The burden of early mortality among preterm infants with CCHD is striking, particularly among very preterm neonates. It may in part reflect decisions around the provision of active care. However, it also further underscores the need for improved early, pre-operative neonatal intensive care for this vulnerable population, many of whom can be stabilized on prostaglandin E — especially, as surgical techniques improve and more preterm infants are able to undergo technically successful cardiac surgery [8, 20].
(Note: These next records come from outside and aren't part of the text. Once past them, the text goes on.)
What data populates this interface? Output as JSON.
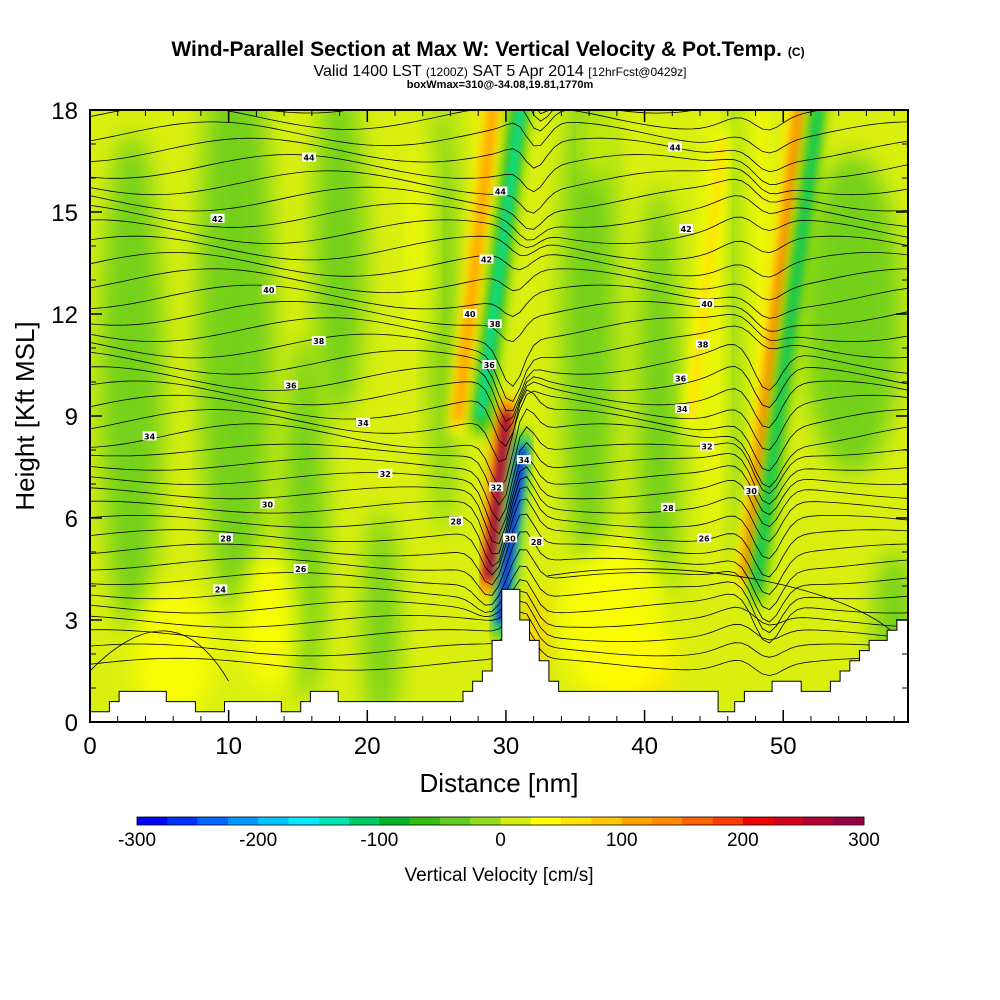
{
  "chart_data": {
    "type": "heatmap",
    "title": "Wind-Parallel Section at Max W: Vertical Velocity & Pot.Temp.",
    "title_mark": "(C)",
    "subtitle_parts": [
      "Valid 1400 LST",
      "(1200Z)",
      "SAT 5 Apr 2014",
      "[12hrFcst@0429z]"
    ],
    "subtitle2": "boxWmax=310@-34.08,19.81,1770m",
    "xlabel": "Distance [nm]",
    "ylabel": "Height [Kft MSL]",
    "xlim": [
      0,
      59
    ],
    "ylim": [
      0,
      18
    ],
    "x_ticks": [
      0,
      10,
      20,
      30,
      40,
      50
    ],
    "y_ticks": [
      0,
      3,
      6,
      9,
      12,
      15,
      18
    ],
    "colorbar": {
      "label": "Vertical Velocity [cm/s]",
      "range": [
        -300,
        300
      ],
      "ticks": [
        -300,
        -200,
        -100,
        0,
        100,
        200,
        300
      ],
      "colors": [
        "#0000ff",
        "#0033ff",
        "#0066ff",
        "#0099ff",
        "#00c4ff",
        "#00e8ff",
        "#00e6b4",
        "#00cc66",
        "#00b428",
        "#32be14",
        "#64cc1e",
        "#96dc1e",
        "#d2f00a",
        "#ffff00",
        "#ffe100",
        "#ffc800",
        "#ffa500",
        "#ff8c00",
        "#ff6400",
        "#ff3c00",
        "#f00000",
        "#d2001e",
        "#b40032",
        "#960046"
      ]
    },
    "updrafts": [
      {
        "x": 29.4,
        "y_range": [
          4.3,
          9.0
        ],
        "peak_cm_s": 280
      },
      {
        "x": 27.8,
        "y_range": [
          9.0,
          18.0
        ],
        "peak_cm_s": 120
      },
      {
        "x": 49.2,
        "y_range": [
          4.3,
          18.0
        ],
        "peak_cm_s": 140
      },
      {
        "x": 44.5,
        "y_range": [
          9.0,
          17.0
        ],
        "peak_cm_s": 60
      }
    ],
    "downdrafts": [
      {
        "x": 30.4,
        "y_range": [
          3.0,
          8.0
        ],
        "peak_cm_s": -280
      },
      {
        "x": 29.6,
        "y_range": [
          9.0,
          18.0
        ],
        "peak_cm_s": -150
      },
      {
        "x": 50.3,
        "y_range": [
          4.0,
          18.0
        ],
        "peak_cm_s": -110
      }
    ],
    "isentropes_labels": [
      {
        "text": "44",
        "x": 15.8,
        "y": 16.6
      },
      {
        "text": "44",
        "x": 29.6,
        "y": 15.6
      },
      {
        "text": "44",
        "x": 42.2,
        "y": 16.9
      },
      {
        "text": "42",
        "x": 9.2,
        "y": 14.8
      },
      {
        "text": "42",
        "x": 28.6,
        "y": 13.6
      },
      {
        "text": "42",
        "x": 43.0,
        "y": 14.5
      },
      {
        "text": "40",
        "x": 12.9,
        "y": 12.7
      },
      {
        "text": "40",
        "x": 27.4,
        "y": 12.0
      },
      {
        "text": "40",
        "x": 44.5,
        "y": 12.3
      },
      {
        "text": "38",
        "x": 16.5,
        "y": 11.2
      },
      {
        "text": "38",
        "x": 29.2,
        "y": 11.7
      },
      {
        "text": "38",
        "x": 44.2,
        "y": 11.1
      },
      {
        "text": "36",
        "x": 14.5,
        "y": 9.9
      },
      {
        "text": "36",
        "x": 28.8,
        "y": 10.5
      },
      {
        "text": "36",
        "x": 42.6,
        "y": 10.1
      },
      {
        "text": "34",
        "x": 4.3,
        "y": 8.4
      },
      {
        "text": "34",
        "x": 19.7,
        "y": 8.8
      },
      {
        "text": "34",
        "x": 42.7,
        "y": 9.2
      },
      {
        "text": "34",
        "x": 31.3,
        "y": 7.7
      },
      {
        "text": "32",
        "x": 21.3,
        "y": 7.3
      },
      {
        "text": "32",
        "x": 44.5,
        "y": 8.1
      },
      {
        "text": "32",
        "x": 29.3,
        "y": 6.9
      },
      {
        "text": "30",
        "x": 12.8,
        "y": 6.4
      },
      {
        "text": "30",
        "x": 47.7,
        "y": 6.8
      },
      {
        "text": "30",
        "x": 30.3,
        "y": 5.4
      },
      {
        "text": "28",
        "x": 9.8,
        "y": 5.4
      },
      {
        "text": "28",
        "x": 26.4,
        "y": 5.9
      },
      {
        "text": "28",
        "x": 32.2,
        "y": 5.3
      },
      {
        "text": "28",
        "x": 41.7,
        "y": 6.3
      },
      {
        "text": "26",
        "x": 15.2,
        "y": 4.5
      },
      {
        "text": "26",
        "x": 44.3,
        "y": 5.4
      },
      {
        "text": "24",
        "x": 9.4,
        "y": 3.9
      }
    ],
    "terrain_kft": [
      [
        0,
        0.3
      ],
      [
        1.4,
        0.3
      ],
      [
        1.4,
        0.6
      ],
      [
        2.1,
        0.6
      ],
      [
        2.1,
        0.9
      ],
      [
        5.5,
        0.9
      ],
      [
        5.5,
        0.6
      ],
      [
        7.6,
        0.6
      ],
      [
        7.6,
        0.3
      ],
      [
        9.7,
        0.3
      ],
      [
        9.7,
        0.6
      ],
      [
        13.8,
        0.6
      ],
      [
        13.8,
        0.3
      ],
      [
        15.2,
        0.3
      ],
      [
        15.2,
        0.6
      ],
      [
        15.9,
        0.6
      ],
      [
        15.9,
        0.9
      ],
      [
        17.9,
        0.9
      ],
      [
        17.9,
        0.6
      ],
      [
        26.9,
        0.6
      ],
      [
        26.9,
        0.9
      ],
      [
        27.6,
        0.9
      ],
      [
        27.6,
        1.2
      ],
      [
        28.3,
        1.2
      ],
      [
        28.3,
        1.5
      ],
      [
        29.0,
        1.5
      ],
      [
        29.0,
        2.4
      ],
      [
        29.7,
        2.4
      ],
      [
        29.7,
        3.9
      ],
      [
        31.0,
        3.9
      ],
      [
        31.0,
        3.0
      ],
      [
        31.7,
        3.0
      ],
      [
        31.7,
        2.4
      ],
      [
        32.4,
        2.4
      ],
      [
        32.4,
        1.8
      ],
      [
        33.1,
        1.8
      ],
      [
        33.1,
        1.2
      ],
      [
        33.8,
        1.2
      ],
      [
        33.8,
        0.9
      ],
      [
        45.3,
        0.9
      ],
      [
        45.3,
        0.3
      ],
      [
        46.5,
        0.3
      ],
      [
        46.5,
        0.6
      ],
      [
        47.2,
        0.6
      ],
      [
        47.2,
        0.9
      ],
      [
        49.2,
        0.9
      ],
      [
        49.2,
        1.2
      ],
      [
        51.3,
        1.2
      ],
      [
        51.3,
        0.9
      ],
      [
        53.4,
        0.9
      ],
      [
        53.4,
        1.2
      ],
      [
        54.1,
        1.2
      ],
      [
        54.1,
        1.5
      ],
      [
        54.8,
        1.5
      ],
      [
        54.8,
        1.8
      ],
      [
        55.5,
        1.8
      ],
      [
        55.5,
        2.1
      ],
      [
        56.2,
        2.1
      ],
      [
        56.2,
        2.4
      ],
      [
        57.5,
        2.4
      ],
      [
        57.5,
        2.7
      ],
      [
        58.2,
        2.7
      ],
      [
        58.2,
        3.0
      ],
      [
        59,
        3.0
      ]
    ]
  }
}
One approach might be specialized units designed to care for this dually affected population where the complicated and interlacing physiology of congenital heart disease and comorbidities of prematurity, including fetal lung immaturity and neurologic vulnerability, can be considered and balanced by a skilled neonatal cardiac intensive care team. Small baby units have been successful in delivering evidence-based care and improving outcomes for extremely preterm infants [21, 22] and as such, represent an interesting model to consider for the preterm CHD population. A recent publication demonstrated success with this type of care model in reducing in-hospital mortality for very preterm infants with CHD at a single center [23].

Strengths and Limitations

The main strengths of this study come from the nationally representative birth certificate data inclusive of all liveborn preterm infants with and without CCHD down to 21 weeks GA and available timing of death in days. This allows for a granular understanding of outcome metrics for this understudied group of vulnerable infants at a population level that is not well captured in cardiac registry data. Nevertheless, population-based data also comes with limitations. One of the main limitations of this study is the exclusion of all non-cyanotic CHD. Thus, the results of this study, particularly the survival predictions, are not generalizable to all CHD, and especially not to the milder diagnoses. Additionally, specific type of CCHD, major neonatal, or cardiac morbidities and actual timing of surgery are not available from the database. It is therefore impossible to actually distinguish between pre-operative mortality, operative mortality, and post-operative mortality. Furthermore, information around decisions related to providing or with-holding interventions including neonatal resuscitation is not available. A portion of infants in the early mortality group likely did not receive active care but the exact percentage cannot be known. Additionally, prenatal data are not available and thus fetuses with CHD who are not liveborn are excluded. Although rare, infants not identified to have cyanotic congenital heart disease during their initial admission, when birth certificates are completed, are also missed by this database. Finally, morbidity and longer-term neurologic outcomes are outside the scope of this work. They are, however, critically important considerations and have been previously reported to be poorer in infants with CHD [4, 24].

Conclusion

The significant 1-year survival gap between preterm infants with and without CCHD, especially those born between 28 and 31 weeks GA, and the comparative lack of improvement in 1-year survival over time for infants with CCHD in the US highlights the need for improved intensive care for and targeted study of this vulnerable, dually affected population. The notably high rate of early mortality in preterm infants with CCHD born ≤ 31 weeks GA suggests improved immediate neonatal care in the transitional and pre-operative periods is imperative. Dedicated multidisciplinary neonatal cardiac intensive care units could be helpful in achieving this goal and lead to advancements in this emerging field.